ETH Zürich, Switzerland
The exploration—exploitation dilemma is a central challenge when making decisions under uncertainty. Most common approaches explore by favouring actions with uncertain outcomes. However, aleatoric uncertainty in the outcomes is different from epistemic uncertainty in the estimation task, thus the resulting observations may not necessarily be informative. In this talk, I will present approaches towards efficient information-directed exploration in stochastic multi-armed bandits, Bayesian optimization, reinforcement learning and a rich family of sequential decision problems called partial monitoring. These approaches use information measures for guiding exploration, and their submodularity allows to establish sublinear regret even in non-parametric settings. I will present the theoretical background, as well as empirical demonstrations on deep reinforcement learning tasks.
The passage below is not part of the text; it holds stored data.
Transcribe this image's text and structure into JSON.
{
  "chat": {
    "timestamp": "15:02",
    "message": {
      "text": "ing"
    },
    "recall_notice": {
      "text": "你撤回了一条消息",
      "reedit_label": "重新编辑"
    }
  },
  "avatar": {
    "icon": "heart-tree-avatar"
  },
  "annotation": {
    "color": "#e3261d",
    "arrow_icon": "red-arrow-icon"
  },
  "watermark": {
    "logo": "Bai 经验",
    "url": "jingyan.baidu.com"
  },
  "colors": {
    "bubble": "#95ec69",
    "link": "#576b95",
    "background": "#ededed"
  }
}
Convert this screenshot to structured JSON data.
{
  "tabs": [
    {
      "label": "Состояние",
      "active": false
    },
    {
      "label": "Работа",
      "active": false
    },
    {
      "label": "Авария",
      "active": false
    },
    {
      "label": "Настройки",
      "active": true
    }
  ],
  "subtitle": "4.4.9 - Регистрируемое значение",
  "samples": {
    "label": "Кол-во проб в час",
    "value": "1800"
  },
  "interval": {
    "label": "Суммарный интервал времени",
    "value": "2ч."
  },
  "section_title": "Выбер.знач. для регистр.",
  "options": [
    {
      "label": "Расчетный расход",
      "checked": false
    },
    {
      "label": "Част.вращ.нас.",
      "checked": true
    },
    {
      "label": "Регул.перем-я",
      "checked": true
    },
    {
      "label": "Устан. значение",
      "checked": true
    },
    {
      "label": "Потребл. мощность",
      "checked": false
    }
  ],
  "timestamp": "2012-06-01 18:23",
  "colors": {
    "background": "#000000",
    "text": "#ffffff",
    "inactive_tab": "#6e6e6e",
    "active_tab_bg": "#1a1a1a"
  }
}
[Based primarily on joint work with Johannes Kirschner, Tor Lattimore, Nikolay Nikolov and Felix Berkenkamp]
Andreas Krause is a Professor of Computer Science at ETH Zurich, where he leads the Learning & Adaptive Systems Group. He also serves as Academic Co-Director of the Swiss Data Science Center and Chair of the ETH AI Center. Before that he was an Assistant Professor of Computer Science at Caltech. He received his Ph.D. in Computer Science from Carnegie Mellon University (2008) and his Diplom in Computer Science and Mathematics from the Technical University of Munich, Germany (2004). He is a Microsoft Research Faculty Fellow and a Kavli Frontiers Fellow, and received ERC Starting Investigator and ERC Consolidator grants, the Deutscher Mustererkennungspreis, an NSF CAREER award as well as the ETH Golden Owl teaching award. His research has received awards at several premier conferences and journals, including Test of Time awards at KDD 2019 and ICML 2020. Andreas Krause served as Program Co-Chair for ICML 2018 and serves as Action Editor for the Journal of Machine Learning Research.